Even after Kate’s birth, when Susan developed a painful and potentially life-threatening uterine infection, Dr. Bruchalski’s expert care helped her heal with no lingering effects. Through a growing Tepeyac practice with a dedicated office, an excellent staff, and the additions of Dr. Marie Anderson and a nurse midwife, she bore two more children–Sarah in 1997 and John Paul in 2000—and was successfully treated for complications from three miscarriages and another postpartum uterine infection.
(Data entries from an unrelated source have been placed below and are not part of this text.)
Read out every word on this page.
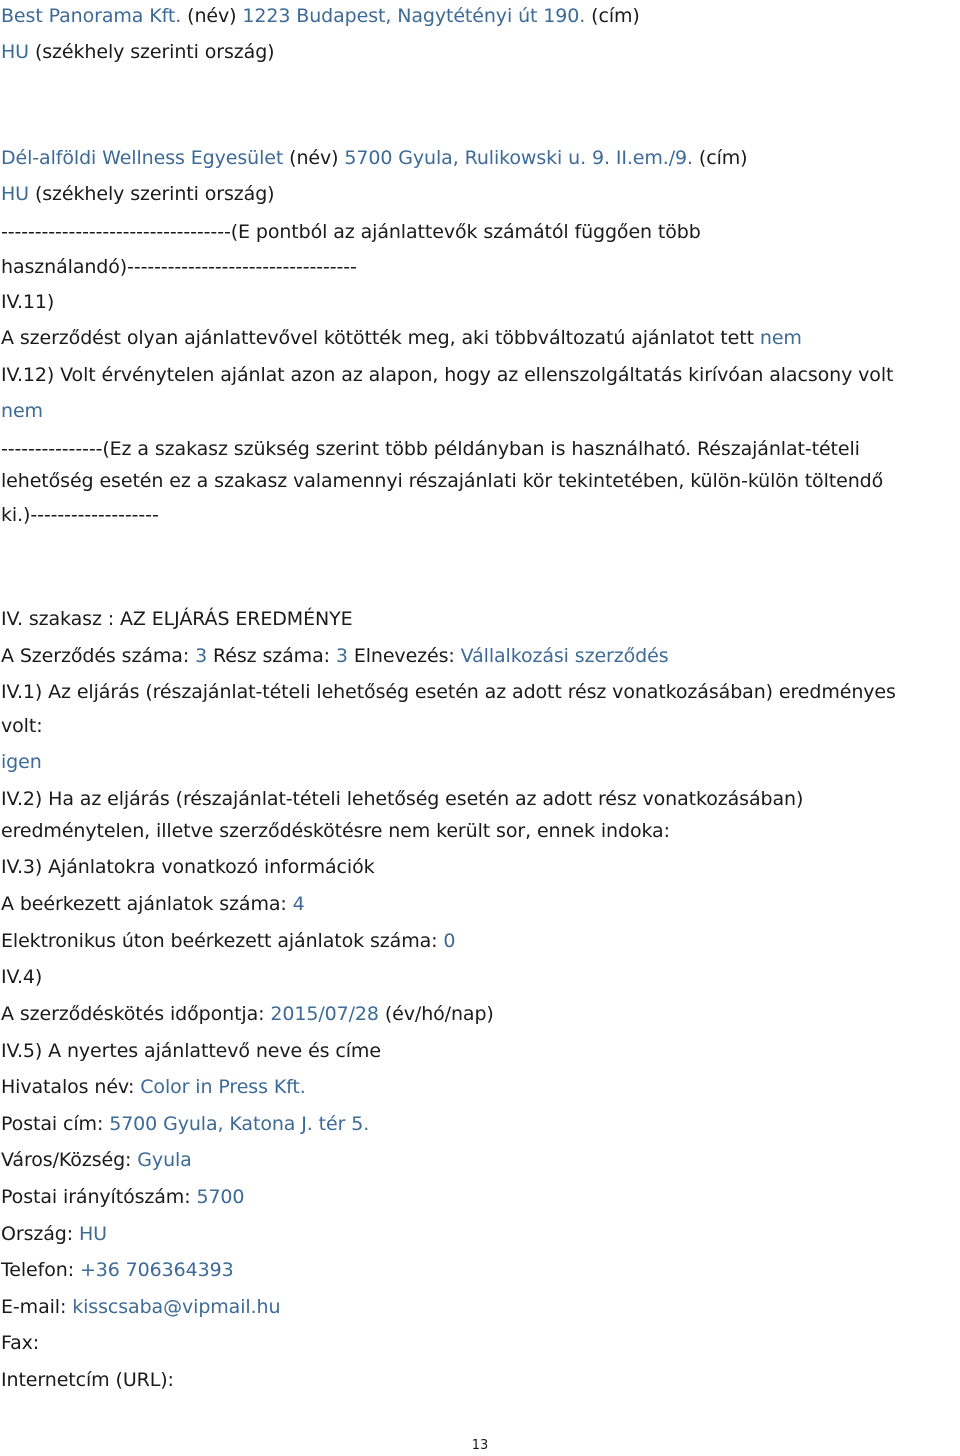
Best Panorama Kft. (név) 1223 Budapest, Nagytétényi út 190. (cím)
HU (székhely szerinti ország)
Dél-alföldi Wellness Egyesület (név) 5700 Gyula, Rulikowski u. 9. II.em./9. (cím)
HU (székhely szerinti ország)
----------------------------------(E pontból az ajánlattevők számától függően több
használandó)----------------------------------
IV.11)
A szerződést olyan ajánlattevővel kötötték meg, aki többváltozatú ajánlatot tett nem
IV.12) Volt érvénytelen ajánlat azon az alapon, hogy az ellenszolgáltatás kirívóan alacsony volt
nem
---------------(Ez a szakasz szükség szerint több példányban is használható. Részajánlat-tételi
lehetőség esetén ez a szakasz valamennyi részajánlati kör tekintetében, külön-külön töltendő
ki.)-------------------
IV. szakasz : AZ ELJÁRÁS EREDMÉNYE
A Szerződés száma: 3 Rész száma: 3 Elnevezés: Vállalkozási szerződés
IV.1) Az eljárás (részajánlat-tételi lehetőség esetén az adott rész vonatkozásában) eredményes
volt:
igen
IV.2) Ha az eljárás (részajánlat-tételi lehetőség esetén az adott rész vonatkozásában)
eredménytelen, illetve szerződéskötésre nem került sor, ennek indoka:
IV.3) Ajánlatokra vonatkozó információk
A beérkezett ajánlatok száma: 4
Elektronikus úton beérkezett ajánlatok száma: 0
IV.4)
A szerződéskötés időpontja: 2015/07/28 (év/hó/nap)
IV.5) A nyertes ajánlattevő neve és címe
Hivatalos név: Color in Press Kft.
Postai cím: 5700 Gyula, Katona J. tér 5.
Város/Község: Gyula
Postai irányítószám: 5700
Ország: HU
Telefon: +36 706364393
E-mail: kisscsaba@vipmail.hu
Fax:
Internetcím (URL):
13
High-quality medical, emotional, and spiritual support were constantly provided during all of Susan’s joys and sorrows, births and losses. “Neither faith nor prayer was ever checked at the door,” she mused, “They were constants, humbly offered through all of the staff’s counsel and care.”
In 2001, the Escobar family moved to Texas. Learning in 2004 that Tepeyac was in danger of having to close its doors due to skyrocketing liability insurance premiums, Susan and Mark joined with several other patient families to donate the funds necessary for the practice’s survival. Mark has always referred to that deluge of donations as “Dr. Bruchalski’s George Bailey moment.” Like the protagonist of the film “It’s a Wonderful Life,” who was saved from financial problems by friends, John Bruchalski also had the chance to know what a difference he had made in the lives of so many people.
After moving back to Virginia, Susan returned to Tepeyac for GYN care. “Nothing but moving away would ever have convinced me to leave Tepeyac in the first place,” she confided. “With Dr. Bruchalski, his care for his patients is more a ministry than a job. I put myself in a doctor’s hands; he tells me he listens to the Holy Spirit; I know and believe there’s Divine Action at work.”
For its part, Tepeyac is endlessly thankful for patients like Susan. The loyalty bestowed over a quarter of a century by people whose care has been entrusted to the practice is a true and sustaining measure of God’s grace.